LeBron James: I won’t play in arenas without fans

The global coronavirus (COVID-19) outbreak could lead to one of the most unusual mandates in NBA history: games without fans in the stands. If that happens, LeBron James says he won’t play.

Speaking to the media after the Los Angeles Lakers’ 113-103 victory over the Milwaukee Bucks on Friday, James dished out his opinion on the matter.

“We play games without the fans? Nah, that’s impossible. I ain’t playing if I ain’t got the fans in the crowd,” he said. “That’s who I play for. I play for my teammates, I play for the fans, that’s what it’s all about. If I show up to an arena and there ain’t no fans in there, I ain’t playing.”

Sports leagues and international sporting competitions spanning the globe have postponed, canceled or altered their schedules in coordinated efforts to combat the COVID-19 outbreak.

LeBron James speaks out

That said, the NBA superstar insisted that he wouldn’t support a policy of playing behind closed doors.

“I ain’t never played a game without no fans ever since I started playing ball,” LeBron James declared after a 37-point, eight-rebound, seven-assist performance against the Bucks. “I don’t give a damn, this ain’t Europe. They can do what they want to do.”

There will be no shortage of opinions about LeBron James’ remarks on social media.

Indeed, he’ll have plenty of critics.

“Can someone please remind @KingJames that more @NBA fans watch games on TV than in ANY arena,” tweeted @rolandsmartin. “The vast majority of NBA fans can’t even afford a ticket. So he might want to revise his position on COVID-19.”

NBA issues memo

LeBron James’ headline-grabbing comments came after the NBA issued a memo to 30 teams concerning the COVID-19 outbreak. Due to the spread of the virus, the memo stated that NBA clubs should get ready for the chance that games could be held without fans.

Meanwhile, the global COVID-19 crisis continues.
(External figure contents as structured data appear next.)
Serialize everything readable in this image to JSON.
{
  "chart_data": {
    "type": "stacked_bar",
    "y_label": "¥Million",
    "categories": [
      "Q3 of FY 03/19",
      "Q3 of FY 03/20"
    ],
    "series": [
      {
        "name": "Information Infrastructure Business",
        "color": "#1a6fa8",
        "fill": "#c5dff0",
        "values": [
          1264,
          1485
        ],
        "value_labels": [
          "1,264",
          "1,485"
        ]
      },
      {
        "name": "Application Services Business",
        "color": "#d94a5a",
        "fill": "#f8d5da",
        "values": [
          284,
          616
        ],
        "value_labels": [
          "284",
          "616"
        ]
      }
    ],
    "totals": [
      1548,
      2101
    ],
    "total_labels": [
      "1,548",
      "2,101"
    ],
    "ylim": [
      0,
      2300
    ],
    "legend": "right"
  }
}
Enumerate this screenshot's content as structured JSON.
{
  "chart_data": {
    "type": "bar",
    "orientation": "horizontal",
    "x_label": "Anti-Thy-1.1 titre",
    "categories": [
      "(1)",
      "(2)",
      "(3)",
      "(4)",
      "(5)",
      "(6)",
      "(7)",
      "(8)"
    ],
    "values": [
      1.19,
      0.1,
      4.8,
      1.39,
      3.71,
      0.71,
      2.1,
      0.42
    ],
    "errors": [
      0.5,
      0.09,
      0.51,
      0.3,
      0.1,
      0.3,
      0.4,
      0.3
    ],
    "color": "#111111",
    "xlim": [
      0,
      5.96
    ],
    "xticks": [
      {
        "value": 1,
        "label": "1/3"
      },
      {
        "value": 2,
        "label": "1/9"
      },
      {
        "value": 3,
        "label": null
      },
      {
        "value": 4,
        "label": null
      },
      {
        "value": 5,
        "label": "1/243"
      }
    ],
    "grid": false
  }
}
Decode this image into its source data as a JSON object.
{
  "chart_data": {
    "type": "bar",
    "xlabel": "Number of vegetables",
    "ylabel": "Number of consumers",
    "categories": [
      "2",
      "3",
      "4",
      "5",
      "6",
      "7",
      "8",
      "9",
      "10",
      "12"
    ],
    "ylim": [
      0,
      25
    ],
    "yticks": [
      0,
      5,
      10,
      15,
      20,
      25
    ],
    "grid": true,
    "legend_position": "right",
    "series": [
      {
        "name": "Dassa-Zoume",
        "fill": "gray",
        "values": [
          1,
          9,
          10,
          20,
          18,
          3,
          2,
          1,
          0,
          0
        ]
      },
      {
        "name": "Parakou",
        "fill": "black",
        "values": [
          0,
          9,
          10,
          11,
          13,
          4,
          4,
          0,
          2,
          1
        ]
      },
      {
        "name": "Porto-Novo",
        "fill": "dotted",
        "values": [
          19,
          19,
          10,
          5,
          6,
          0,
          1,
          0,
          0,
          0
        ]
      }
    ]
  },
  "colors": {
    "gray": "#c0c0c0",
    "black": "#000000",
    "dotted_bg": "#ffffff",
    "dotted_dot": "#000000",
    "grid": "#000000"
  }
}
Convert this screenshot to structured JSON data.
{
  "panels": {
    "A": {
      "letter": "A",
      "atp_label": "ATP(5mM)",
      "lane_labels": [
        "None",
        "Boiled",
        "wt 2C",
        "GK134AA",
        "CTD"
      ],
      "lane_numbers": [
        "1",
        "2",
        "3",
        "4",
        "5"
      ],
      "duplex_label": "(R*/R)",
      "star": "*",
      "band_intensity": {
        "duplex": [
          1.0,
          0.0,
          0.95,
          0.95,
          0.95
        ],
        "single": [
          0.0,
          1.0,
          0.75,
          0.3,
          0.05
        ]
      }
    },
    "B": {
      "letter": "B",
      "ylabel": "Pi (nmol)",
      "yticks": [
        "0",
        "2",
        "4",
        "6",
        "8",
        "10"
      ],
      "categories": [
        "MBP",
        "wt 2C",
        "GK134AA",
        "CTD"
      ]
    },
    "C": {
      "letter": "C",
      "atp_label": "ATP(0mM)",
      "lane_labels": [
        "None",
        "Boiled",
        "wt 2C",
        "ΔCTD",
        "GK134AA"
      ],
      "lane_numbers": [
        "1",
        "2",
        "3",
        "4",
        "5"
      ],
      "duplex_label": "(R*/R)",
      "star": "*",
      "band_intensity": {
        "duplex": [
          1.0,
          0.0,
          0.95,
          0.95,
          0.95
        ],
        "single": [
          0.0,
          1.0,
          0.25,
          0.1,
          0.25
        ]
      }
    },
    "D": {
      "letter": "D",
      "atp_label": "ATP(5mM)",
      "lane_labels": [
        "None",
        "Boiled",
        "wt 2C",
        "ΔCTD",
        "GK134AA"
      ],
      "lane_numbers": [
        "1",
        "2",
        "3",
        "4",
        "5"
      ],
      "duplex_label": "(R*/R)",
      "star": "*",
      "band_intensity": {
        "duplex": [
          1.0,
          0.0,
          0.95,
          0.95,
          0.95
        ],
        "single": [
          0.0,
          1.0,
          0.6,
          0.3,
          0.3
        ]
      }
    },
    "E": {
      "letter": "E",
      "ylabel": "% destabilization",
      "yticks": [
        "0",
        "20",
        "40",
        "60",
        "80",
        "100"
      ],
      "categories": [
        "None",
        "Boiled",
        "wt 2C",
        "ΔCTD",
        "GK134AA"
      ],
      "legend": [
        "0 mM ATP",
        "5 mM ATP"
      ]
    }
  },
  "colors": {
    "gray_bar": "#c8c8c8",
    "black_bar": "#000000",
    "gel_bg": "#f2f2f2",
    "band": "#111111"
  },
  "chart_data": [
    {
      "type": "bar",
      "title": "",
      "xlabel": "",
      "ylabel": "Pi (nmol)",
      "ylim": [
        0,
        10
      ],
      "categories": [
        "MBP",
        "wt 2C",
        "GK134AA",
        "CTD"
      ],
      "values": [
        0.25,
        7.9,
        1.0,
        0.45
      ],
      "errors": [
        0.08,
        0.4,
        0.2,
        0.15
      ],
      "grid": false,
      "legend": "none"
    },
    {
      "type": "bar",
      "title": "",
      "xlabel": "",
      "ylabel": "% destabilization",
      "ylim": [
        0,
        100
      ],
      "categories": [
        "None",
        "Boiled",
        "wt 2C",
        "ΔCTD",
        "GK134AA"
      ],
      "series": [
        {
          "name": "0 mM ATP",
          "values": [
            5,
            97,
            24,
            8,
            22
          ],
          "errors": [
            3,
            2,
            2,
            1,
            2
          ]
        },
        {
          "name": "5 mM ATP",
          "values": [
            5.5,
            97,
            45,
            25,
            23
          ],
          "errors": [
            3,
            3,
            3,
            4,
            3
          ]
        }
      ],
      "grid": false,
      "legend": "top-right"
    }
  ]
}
As of Monday morning, more than 109,000 people in 97 countries have been infected with the coronavirus, with nearly 3,300 deaths. There are more than 500 confirmed cases in the United States.

Additional details

The NBA has implemented precautionary measures in recent days, which were issued in a memo on March 1.

For example, the league has instructed players to not high-five fans (opting for fist bumps instead) during the COVID-19 outbreak. The NBA also instructed players to not take items, such as pens and memorabilia from the public, for autographs.

Furthermore, the NBA has informed clubs that is has reached out to the Centers for Disease Control and other experts for advice.

In the memo, the league wrote: “We are also in regular communication with each other, NBA teams including team physicians and athletic trainers, other professional sports leagues, and of course, many of you.”

Developing a plan

The NBA scheduled a conference call with team doctors and trainers for Monday night to discuss the COVID-19 outbreak.

NBA insider Adrian Wojnarowski sent out a tweet highlighting the planned topics of discussion for the conference call.

“New memo to teams says each is required to have several plans in place by Tuesday, including arrangement with an infectious disease specialist, the IDing of a facility to test for coronavirus, a plan to limit number of team and arena staff who’d interact with players,” Wojnarowski tweeted.

Media access could be reduced

In addition, the NBA is mulling the possibility “of limiting locker room access to only players and team personnel due to concerns over the coronavirus,” Sports Illustrated reported.

The NHL is barring media members from locker rooms before and after games, and the NBA could decide to establish a similar policy as the ice hockey league. The NHL policy is based on CDC recommendations.

NCAA games without fans

Even if LeBron James doesn’t support the precautionary measures revealed in NBA memos, some college games were held behind closed doors in recent days.

For the NCAA Division III men’s tournament, Johns Hopkins University, one of the tourney sites, didn’t permit spectators to enter the gym for the first and second rounds of the event.

“In light of Maryland’s recently confirmed cases of COVID-19, and based on CDC guidance for large gatherings, we have determined that it is prudent to hold this tournament without spectators,” the school said in a statement.

Points to ponder

If the NBA does issue a call for games to be played behind closed doors for the rest of the regular season and the playoffs, will LeBron James dismiss his proclamation? Will he be pressured to change his mind?

Because his team is capable of winning the title this season, will he issue follow-up statements to underline the fact that he’s chasing history?

Or, if he refuses to play if the Lakers are ordered to play sans fans, how will Lakers management and the league office respond?

And how would the National Basketball Players Association respond if LeBron James is fined and/or suspended?